Bellacosa Mainframe em aquilo que não tem contaram sobre CICS Explorer Data

💥 CEMT NÃO MORREU — MAS O CICS EXPLORER DOMINA: Como Manipular Dados no CICS Explorer no IBM z17 (Guia Definitivo para Dev COBOL Sênior)

Se você vive de COBOL em CICS, já sabe:
o terminal 3270 moldou gerações — mas o jogo mudou.

No IBM z17 com CICS Explorer, você não apenas “consulta recursos”…
👉 você visualiza, filtra, manipula e governa o runtime em tempo real.

E mais: com muito mais segurança, contexto e velocidade.

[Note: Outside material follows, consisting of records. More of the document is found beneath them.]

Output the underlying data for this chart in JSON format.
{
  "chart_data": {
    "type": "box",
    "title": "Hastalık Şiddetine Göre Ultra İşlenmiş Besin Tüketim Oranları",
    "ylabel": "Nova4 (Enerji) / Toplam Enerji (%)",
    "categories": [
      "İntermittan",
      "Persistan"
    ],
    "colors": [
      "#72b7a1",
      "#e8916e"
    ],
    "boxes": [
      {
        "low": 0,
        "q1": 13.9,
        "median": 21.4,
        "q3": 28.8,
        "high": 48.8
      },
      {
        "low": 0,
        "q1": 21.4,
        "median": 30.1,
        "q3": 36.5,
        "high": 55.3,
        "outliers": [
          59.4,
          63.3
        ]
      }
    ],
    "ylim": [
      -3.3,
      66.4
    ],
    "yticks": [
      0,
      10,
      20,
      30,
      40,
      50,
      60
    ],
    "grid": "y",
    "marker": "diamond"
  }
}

Este guia é direto ao ponto, profundo e prático — do jeito que um dev COBOL sênior precisa.


🧠 De onde veio o CICS Explorer (e por que ele importa)

Antes:

  • CEMT INQ TRANS
  • CEDA DEFINE
  • CEMT SET FILE
  • Telas fragmentadas
  • Memorização pesada
  • Contexto limitado

Agora:

👉 Interface baseada em Eclipse
👉 Integração com CMCI
👉 Visão consolidada
👉 Operação gráfica + inteligente

💡 O Explorer não substitui o CEMT — ele o abstrai e potencializa.

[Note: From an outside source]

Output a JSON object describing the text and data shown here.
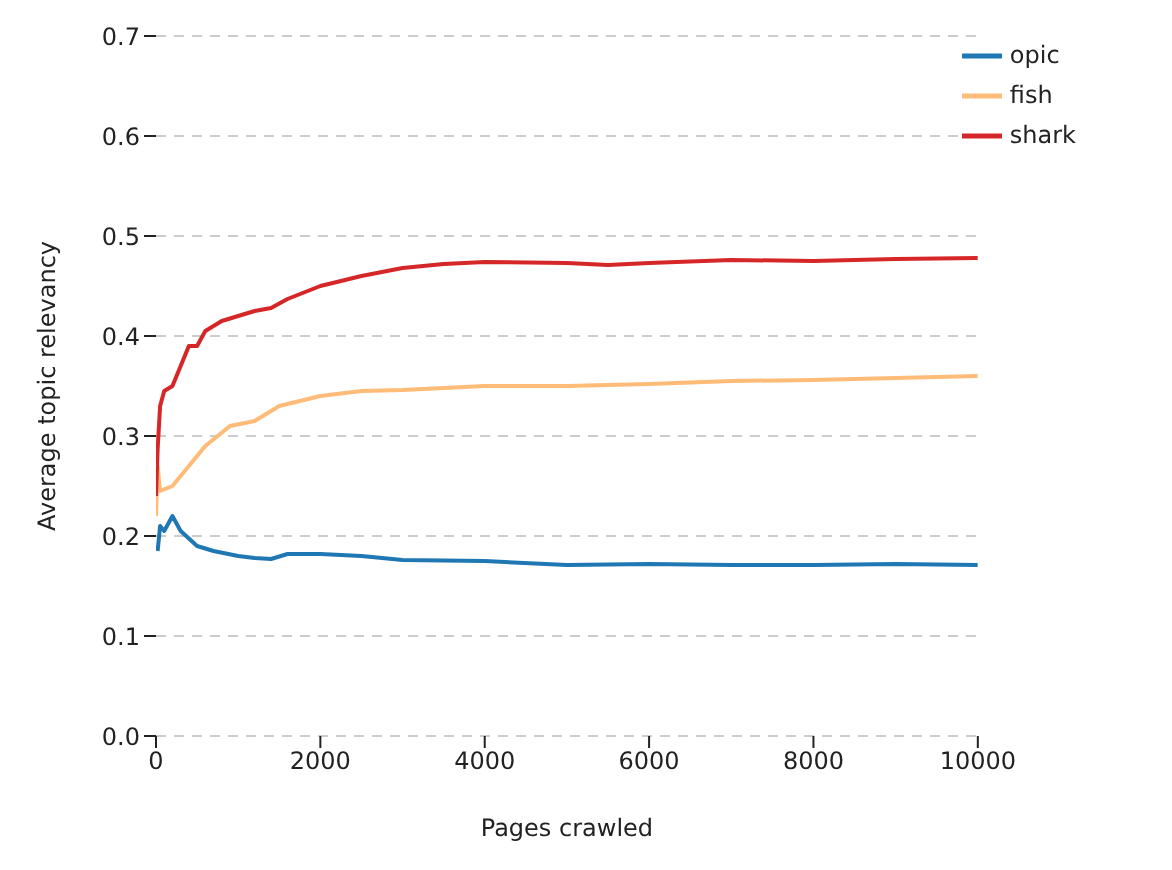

🔥 O que significa “Manipulating CICS Explorer Data”

No Explorer, “dados” não são só registros.

São recursos vivos do CICS:

  • Transações
  • Programas
  • Arquivos VSAM
  • Filas TS/TD
  • Tasks
  • Conexões
  • Métricas runtime
  • Definições BAS/CSD

👉 Você está manipulando o estado do sistema em produção.


🧩 1) Views: seu novo painel operacional

Cada view é uma tabela dinâmica:

  • Linha = recurso
  • Coluna = atributo

Exemplo (Local Transactions):

NAME | STATUS | PROGRAM | PRIORITY | USE COUNT | DUMPING

💡 Isso substitui múltiplos comandos CEMT.

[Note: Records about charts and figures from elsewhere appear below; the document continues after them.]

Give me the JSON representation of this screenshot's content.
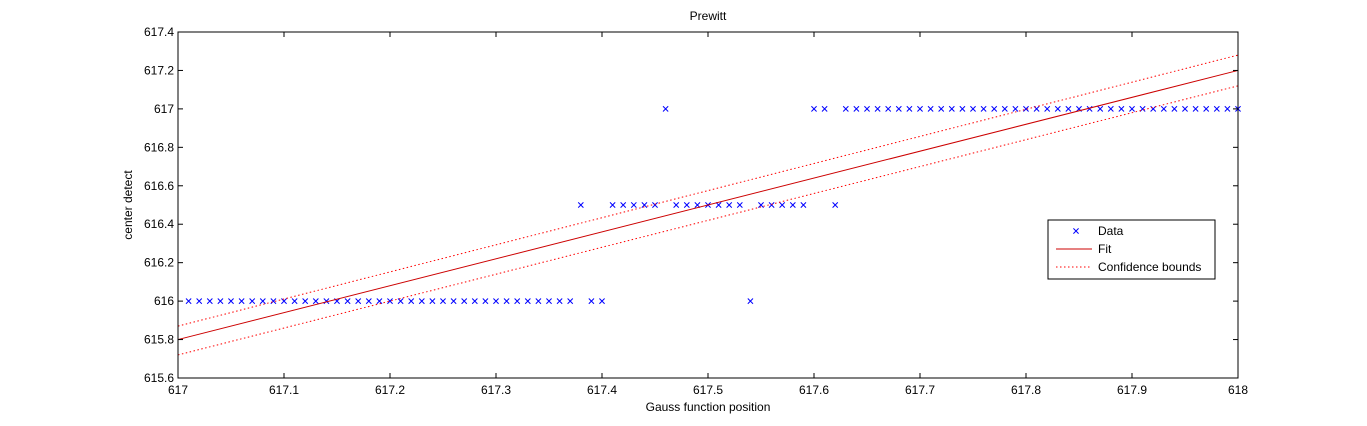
{
  "chart_data": {
    "type": "scatter",
    "title": "Prewitt",
    "xlabel": "Gauss function position",
    "ylabel": "center detect",
    "xlim": [
      617,
      618
    ],
    "ylim": [
      615.6,
      617.4
    ],
    "xticks": [
      "617",
      "617.1",
      "617.2",
      "617.3",
      "617.4",
      "617.5",
      "617.6",
      "617.7",
      "617.8",
      "617.9",
      "618"
    ],
    "yticks": [
      "615.6",
      "615.8",
      "616",
      "616.2",
      "616.4",
      "616.6",
      "616.8",
      "617",
      "617.2",
      "617.4"
    ],
    "grid": false,
    "legend_position": "right",
    "colors": {
      "data": "#0000ff",
      "fit": "#cc0000",
      "bounds": "#ff0000"
    },
    "series": [
      {
        "name": "Data",
        "marker": "x",
        "x": [
          617.01,
          617.02,
          617.03,
          617.04,
          617.05,
          617.06,
          617.07,
          617.08,
          617.09,
          617.1,
          617.11,
          617.12,
          617.13,
          617.14,
          617.15,
          617.16,
          617.17,
          617.18,
          617.19,
          617.2,
          617.21,
          617.22,
          617.23,
          617.24,
          617.25,
          617.26,
          617.27,
          617.28,
          617.29,
          617.3,
          617.31,
          617.32,
          617.33,
          617.34,
          617.35,
          617.36,
          617.37,
          617.38,
          617.39,
          617.4,
          617.41,
          617.42,
          617.43,
          617.44,
          617.45,
          617.46,
          617.47,
          617.48,
          617.49,
          617.5,
          617.51,
          617.52,
          617.53,
          617.54,
          617.55,
          617.56,
          617.57,
          617.58,
          617.59,
          617.6,
          617.61,
          617.62,
          617.63,
          617.64,
          617.65,
          617.66,
          617.67,
          617.68,
          617.69,
          617.7,
          617.71,
          617.72,
          617.73,
          617.74,
          617.75,
          617.76,
          617.77,
          617.78,
          617.79,
          617.8,
          617.81,
          617.82,
          617.83,
          617.84,
          617.85,
          617.86,
          617.87,
          617.88,
          617.89,
          617.9,
          617.91,
          617.92,
          617.93,
          617.94,
          617.95,
          617.96,
          617.97,
          617.98,
          617.99,
          618.0
        ],
        "y": [
          616,
          616,
          616,
          616,
          616,
          616,
          616,
          616,
          616,
          616,
          616,
          616,
          616,
          616,
          616,
          616,
          616,
          616,
          616,
          616,
          616,
          616,
          616,
          616,
          616,
          616,
          616,
          616,
          616,
          616,
          616,
          616,
          616,
          616,
          616,
          616,
          616,
          616.5,
          616,
          616,
          616.5,
          616.5,
          616.5,
          616.5,
          616.5,
          617,
          616.5,
          616.5,
          616.5,
          616.5,
          616.5,
          616.5,
          616.5,
          616,
          616.5,
          616.5,
          616.5,
          616.5,
          616.5,
          617,
          617,
          616.5,
          617,
          617,
          617,
          617,
          617,
          617,
          617,
          617,
          617,
          617,
          617,
          617,
          617,
          617,
          617,
          617,
          617,
          617,
          617,
          617,
          617,
          617,
          617,
          617,
          617,
          617,
          617,
          617,
          617,
          617,
          617,
          617,
          617,
          617,
          617,
          617,
          617,
          617
        ]
      },
      {
        "name": "Fit",
        "x": [
          617,
          618
        ],
        "y": [
          615.8,
          617.2
        ]
      },
      {
        "name": "Confidence bounds",
        "x": [
          617,
          618
        ],
        "y_upper": [
          615.87,
          617.28
        ],
        "y_lower": [
          615.72,
          617.12
        ]
      }
    ]
  }
}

⚡ Personalização que muda o jogo

Você pode:

✔ Mostrar/ocultar colunas
✔ Reordenar (drag & drop)
✔ Filtrar dados
✔ Ordenar por qualquer atributo


💥 Exemplo real

Você está investigando lentidão:

ANTES:
NAME | GROUP | DESCRIPTION | PROGRAM | PRIORITY | STATUS

DEPOIS:
NAME | STATUS | PRIORITY | USE COUNT | RESPONSE TIME

👉 Em segundos, você enxerga o problema.


🔀 2) Drag & Drop: simples, poderoso, subestimado

Clique no cabeçalho → arraste → solte.

Parece trivial.

👉 Mas em produção isso economiza minutos — e minutos salvam SLA.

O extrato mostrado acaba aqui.